Причём сработало правило «испорченного телефона». Уверяли, будто патриарх умер не сам – «помогли» чекисты. Вывезя его втайне в свою резиденцию, они то ли забили его ночью до смерти, то ли после чудовищных пыток поставили к стенке.
И повторилось всё то же самое, что некогда в Верхнеуральске. Известие о гибели Тихона, как ранее, о смерти бывшей императрицы Александры Фёдоровны на мужнем гробе, стало своеобразным детонатором. Город в одночасье взорвался. Обезумевшее от голода население в полдень пошло напролом, невзирая на пули и штыки.
Терять им было нечего – так и так смерть в любом случае неминуема, либо от голода, либо от пули, и последняя представлялась не в пример гуманнее из-за её быстроты. Словом, гигантская разъяренная толпа устремилась на Гороховую, где располагалась главная штаб-квартира ВЧК. Вели их люди из Особого корпуса Слащёва. Нашлось у атакующих и оружие.
Охрана штаб-квартиры чекистов была поставлена на совесть. Разумеется, никаких русских – исключительно латыши, готовые выполнить любой приказ своих хозяев, каким бы бесчеловечным он ни был.

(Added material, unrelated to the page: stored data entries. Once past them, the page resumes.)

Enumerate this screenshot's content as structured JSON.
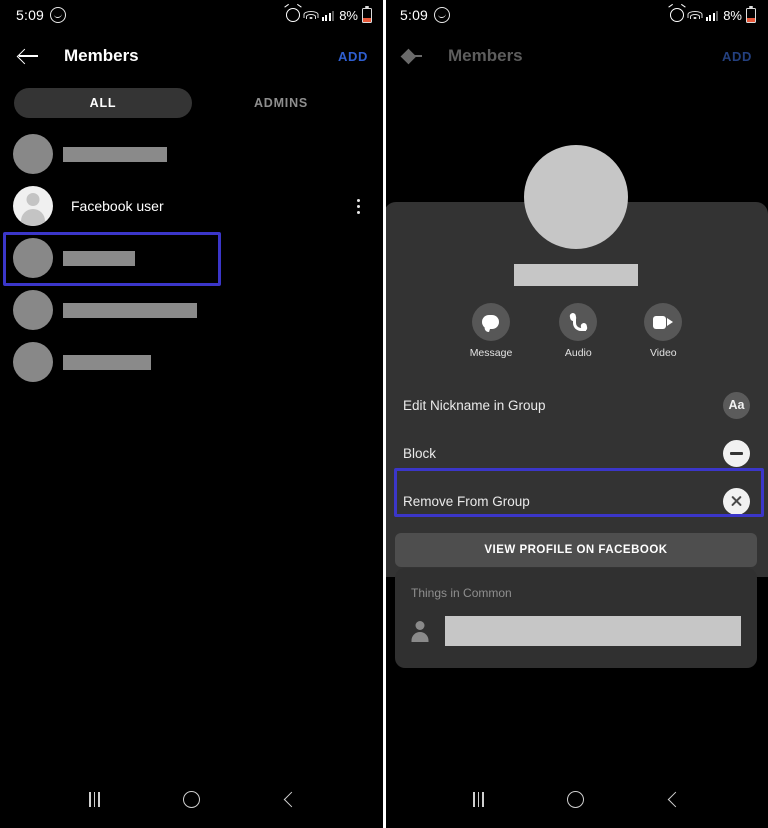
{
  "status_bar": {
    "time": "5:09",
    "messenger_badge_icon": "messenger-badge-icon",
    "alarm_icon": "alarm-icon",
    "wifi_icon": "wifi-icon",
    "signal_icon": "signal-bars-icon",
    "battery_percent": "8%",
    "battery_icon": "battery-low-icon"
  },
  "left_panel": {
    "app_bar": {
      "back_icon": "back-arrow-icon",
      "title": "Members",
      "add_label": "ADD"
    },
    "tabs": [
      {
        "label": "ALL",
        "active": true
      },
      {
        "label": "ADMINS",
        "active": false
      }
    ],
    "members": [
      {
        "name": "",
        "redacted": true,
        "redact_width": 104,
        "avatar": "generic",
        "menu": false,
        "highlighted": false
      },
      {
        "name": "Facebook user",
        "redacted": false,
        "redact_width": 0,
        "avatar": "facebook-user",
        "menu": true,
        "highlighted": false
      },
      {
        "name": "",
        "redacted": true,
        "redact_width": 72,
        "avatar": "generic",
        "menu": false,
        "highlighted": true
      },
      {
        "name": "",
        "redacted": true,
        "redact_width": 134,
        "avatar": "generic",
        "menu": false,
        "highlighted": false
      },
      {
        "name": "",
        "redacted": true,
        "redact_width": 88,
        "avatar": "generic",
        "menu": false,
        "highlighted": false
      }
    ],
    "highlight_color": "#3b36c9"
  },
  "right_panel": {
    "app_bar": {
      "back_icon": "back-arrow-icon",
      "title": "Members",
      "add_label": "ADD"
    },
    "profile_sheet": {
      "avatar": "profile-avatar",
      "name_redacted": true,
      "actions": [
        {
          "label": "Message",
          "icon": "chat-bubble-icon"
        },
        {
          "label": "Audio",
          "icon": "phone-icon"
        },
        {
          "label": "Video",
          "icon": "video-camera-icon"
        }
      ],
      "menu_items": [
        {
          "label": "Edit Nickname in Group",
          "icon": "text-format-aa-icon",
          "icon_text": "Aa",
          "highlighted": false
        },
        {
          "label": "Block",
          "icon": "block-minus-icon",
          "icon_text": "",
          "highlighted": false
        },
        {
          "label": "Remove From Group",
          "icon": "remove-x-icon",
          "icon_text": "",
          "highlighted": true
        }
      ],
      "view_profile_label": "VIEW PROFILE ON FACEBOOK"
    },
    "things_in_common": {
      "title": "Things in Common",
      "item_icon": "person-icon",
      "item_redacted": true
    },
    "highlight_color": "#3b36c9"
  },
  "nav_bar": {
    "recents_icon": "recents-icon",
    "home_icon": "home-icon",
    "back_icon": "nav-back-icon"
  }
}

Но люди шли не побеждать – умирать. Об отступлении не было и мысли. Пусть стреляют – неважно. И даже будучи тяжело ранеными, они продолжали рваться вперед, не думая о себе и охваченные единственным всепоглощающим желанием – захватить с собой в могилу хотя бы одного врага. Это столь ясно было написано на их лицах, что дрогнула даже «преторианская гвардия» большевиков. Для прагматичных латышей такое было совершенно непонятным, а люди не любят загадок. Особенно таящих в себе смертельную опасность.
А уж когда восставшим удалось ворваться внутрь и они, добравшись до пыточных камер, увидели, что палачи учиняли с несчастными жертвами… Особенно жуткое впечатление производило некое помещение, где люди были подвешены за рёбра на крюках. Как скот на бойне. Причём некоторые оставались ещё живы.
Словом, толпу от расправы было не удержать. Да никто и не пытался. Впоследствии отряды добровольцев, наводившие порядок и убиравшие покойников, не смогли найти ни одного целого трупа из числа чекистов – всех, кто заблаговременно не успел скрыться, попросту порвали на мелкие клочки.
Так что тела главных палачей, прославившихся своей жестокостью – Вячеслава Александровича, Моисея Урицкого, Мартына Лациса, Иосифа Шейкмана-Стодолина и прочих найти не удалось. В числе прочих рядовых сотрудников погиб и Исаак Бабель, в ту пору также служивший в Петроградской ЧК.
Однако неутолённая жажда мести, обостряемая нестерпимым голодом, продолжала полыхать в людских сердцах и толпы повалили дальше, ведомые всё теми же людьми Слащёва. К тому времени к ним успели подключиться и савинковцы. Один из потоков хлынул к Таврическому дворцу, второй – в сторону Смольного. Это уже был не бескровный штурм Зимнего, но жертв оказалось мало.
Удивляться нечему – обычные служащие разбежались по домам, а остававшееся в городе большевистское руководство устремилось на Финляндский вокзал, надеясь успеть улизнуть в Гельсингфорс[28]. Следом за ними исчезли и оставленные для охраны зданий красногвардейцы вкупе с матросами.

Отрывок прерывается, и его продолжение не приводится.